PHP’s CURL normal crawling page procedure is as follows:
$url = 'http://www.baidu.com'; $ch = curl_init(); curl_setopt($ch, CURLOPT_URL, $url); curl_setopt($ch, CURLOPT_VERBOSE, true); curl_setopt($ch, CURLOPT_HEADER, true); curl_setopt($ch, CURLOPT_NOBODY, true); curl_setopt($ch, CURLOPT_CUSTOMREQUEST, 'GET'); curl_setopt($ch, CURLOPT_RETURNTRANSFER, true); curl_setopt($ch, CURLOPT_TIMEOUT, 20); curl_setopt($ch, CURLOPT_AUTOREFERER, true); curl_setopt($ch, CURLOPT_FOLLOWLOCATION, true); $ret = curl_exec($ch); $info = curl_getinfo($ch); curl_close($ch);
If you grab a 302 status, it is because during the crawling process, some jumps need to pass parameters to the next link, and the next link is also set. If the corresponding parameters are not received, it is an illegal access. .

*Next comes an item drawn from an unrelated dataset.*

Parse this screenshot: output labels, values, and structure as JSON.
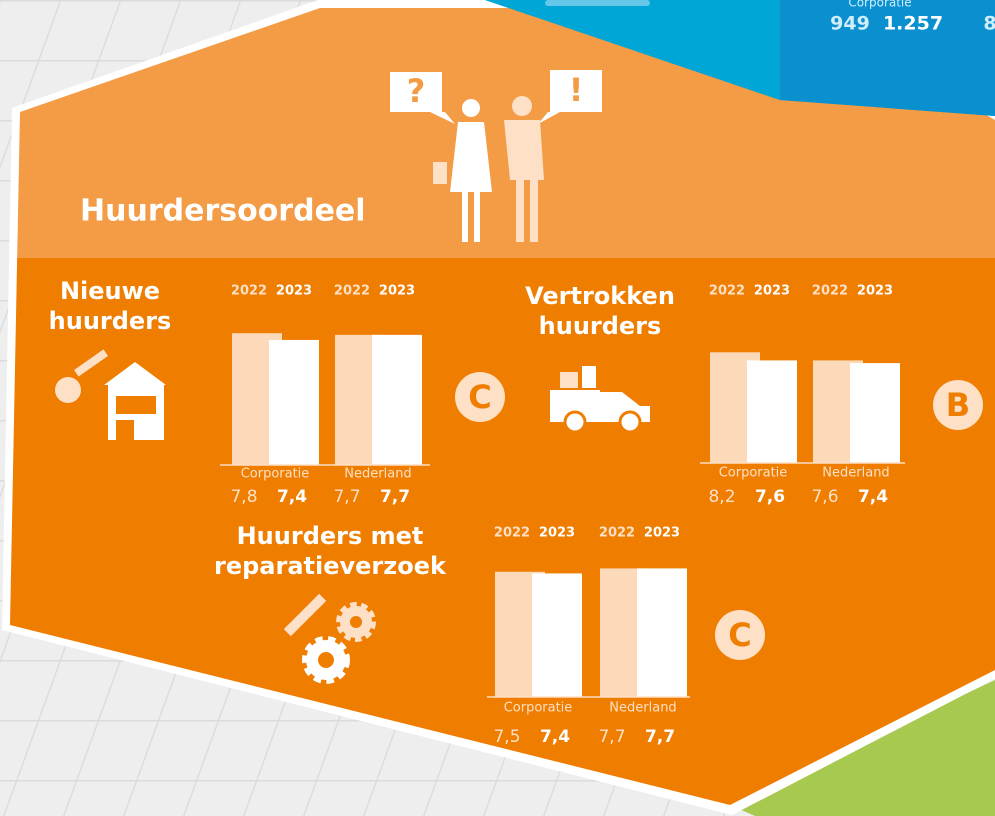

curl_setopt($curl, CURLOPT_CUSTOMREQUEST, 'GET');
The display should be normal.
The above is used to grab the function, which should be almost no problem. You can check CURLOPT_CUSTOMREQUEST related information.
Use a custom request message instead of "GET" or "HEAD" for the HTTP request. This is useful for performing "DELETE" or other more covert HTTP requests. Valid values are "GET", "POST", "CONNECT", etc. That is, don't enter the entire HTTP request here. For example, entering "GET /index.html HTTP/1.0rnrn" is incorrect.